Being selfish is absolutely fine sometimes when you can see no other way out of a situation…when being selfish is the only path available to you, you take that path…you walk it….you protect yourself….what do you do when you see others protecting themselves in a flood…during an avalanche…so all you need to do is ignore your instincts and become selfish…you PROTECT YOURSELF…And it’s absolutely fine with the society too… who ever thought of that… A hypocritical society we live in…. A society that extols selflessness as a virtue in times of leisure and lauds selfishness in dire times. So, go ahead, be selfish!

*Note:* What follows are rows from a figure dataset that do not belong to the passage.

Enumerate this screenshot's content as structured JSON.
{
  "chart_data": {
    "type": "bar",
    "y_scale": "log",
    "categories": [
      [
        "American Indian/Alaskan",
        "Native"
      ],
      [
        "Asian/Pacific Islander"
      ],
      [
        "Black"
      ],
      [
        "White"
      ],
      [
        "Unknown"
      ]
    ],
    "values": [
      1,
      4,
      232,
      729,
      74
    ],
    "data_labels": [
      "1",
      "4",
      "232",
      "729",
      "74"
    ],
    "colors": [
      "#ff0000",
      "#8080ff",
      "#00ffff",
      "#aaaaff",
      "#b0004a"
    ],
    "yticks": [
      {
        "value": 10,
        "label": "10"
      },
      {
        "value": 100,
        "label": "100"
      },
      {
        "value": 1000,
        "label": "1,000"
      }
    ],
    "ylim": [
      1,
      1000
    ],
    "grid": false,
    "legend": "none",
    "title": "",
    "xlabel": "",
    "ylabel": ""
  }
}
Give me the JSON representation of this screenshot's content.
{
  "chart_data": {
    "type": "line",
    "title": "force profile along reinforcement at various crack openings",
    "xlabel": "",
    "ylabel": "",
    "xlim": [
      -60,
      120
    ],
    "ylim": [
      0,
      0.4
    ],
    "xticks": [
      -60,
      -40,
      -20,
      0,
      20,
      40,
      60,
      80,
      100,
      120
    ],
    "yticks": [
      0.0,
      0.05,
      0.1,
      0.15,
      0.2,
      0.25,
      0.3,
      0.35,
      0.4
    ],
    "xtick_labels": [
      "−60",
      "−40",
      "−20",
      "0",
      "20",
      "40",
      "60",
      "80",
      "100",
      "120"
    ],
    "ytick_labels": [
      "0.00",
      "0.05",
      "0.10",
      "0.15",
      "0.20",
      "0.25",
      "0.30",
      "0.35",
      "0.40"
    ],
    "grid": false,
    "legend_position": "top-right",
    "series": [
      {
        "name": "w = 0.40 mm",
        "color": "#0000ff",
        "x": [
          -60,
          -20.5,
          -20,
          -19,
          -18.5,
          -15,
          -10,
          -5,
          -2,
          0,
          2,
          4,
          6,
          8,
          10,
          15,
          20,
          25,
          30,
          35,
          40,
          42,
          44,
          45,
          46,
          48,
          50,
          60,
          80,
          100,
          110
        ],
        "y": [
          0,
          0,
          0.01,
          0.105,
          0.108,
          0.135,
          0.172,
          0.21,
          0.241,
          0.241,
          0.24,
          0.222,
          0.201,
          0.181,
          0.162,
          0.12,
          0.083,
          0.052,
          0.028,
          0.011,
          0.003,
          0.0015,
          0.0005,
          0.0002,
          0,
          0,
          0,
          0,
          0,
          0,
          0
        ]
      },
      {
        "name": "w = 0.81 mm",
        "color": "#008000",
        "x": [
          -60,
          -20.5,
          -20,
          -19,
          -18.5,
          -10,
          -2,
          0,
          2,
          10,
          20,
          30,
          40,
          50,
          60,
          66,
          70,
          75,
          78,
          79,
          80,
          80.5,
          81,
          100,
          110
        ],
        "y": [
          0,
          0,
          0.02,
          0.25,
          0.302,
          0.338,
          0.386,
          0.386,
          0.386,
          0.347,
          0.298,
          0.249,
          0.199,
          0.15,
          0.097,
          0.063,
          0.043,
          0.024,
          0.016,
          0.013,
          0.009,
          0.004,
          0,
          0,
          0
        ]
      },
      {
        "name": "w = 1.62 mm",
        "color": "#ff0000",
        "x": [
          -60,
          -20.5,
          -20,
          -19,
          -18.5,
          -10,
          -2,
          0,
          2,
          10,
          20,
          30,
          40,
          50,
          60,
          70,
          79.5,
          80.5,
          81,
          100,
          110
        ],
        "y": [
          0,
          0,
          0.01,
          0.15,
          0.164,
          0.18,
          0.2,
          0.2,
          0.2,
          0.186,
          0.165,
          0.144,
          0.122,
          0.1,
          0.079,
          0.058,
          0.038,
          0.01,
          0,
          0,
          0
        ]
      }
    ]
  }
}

Who thought there would be such commendation in something so wicked…

I had this experience in recent times… Turned to a friend when I was in dire need and my friend turned on me instead and told me to be independent and to stop being so whiny and dependent on others (others being my family and closest friends – count being 2)…basically called me a dead weight…. so here I am being selfish the way I know how to be. I have decided not to be a dead weight to anyone who is unwilling to be a participant in carrying my load of BPD with me. Why bog down reluctant people with my issues, my needs? Relationships are meant to be symbiotic not parasitic…even more so with me coz I have special needs… Of all relationships, friendship is the only one which enjoys unparalleled equal footing. When that is lost, the friendship is doomed…mine was too… So, I became selfish…already have so much load on me…then why carry one more load of a doomed relationship?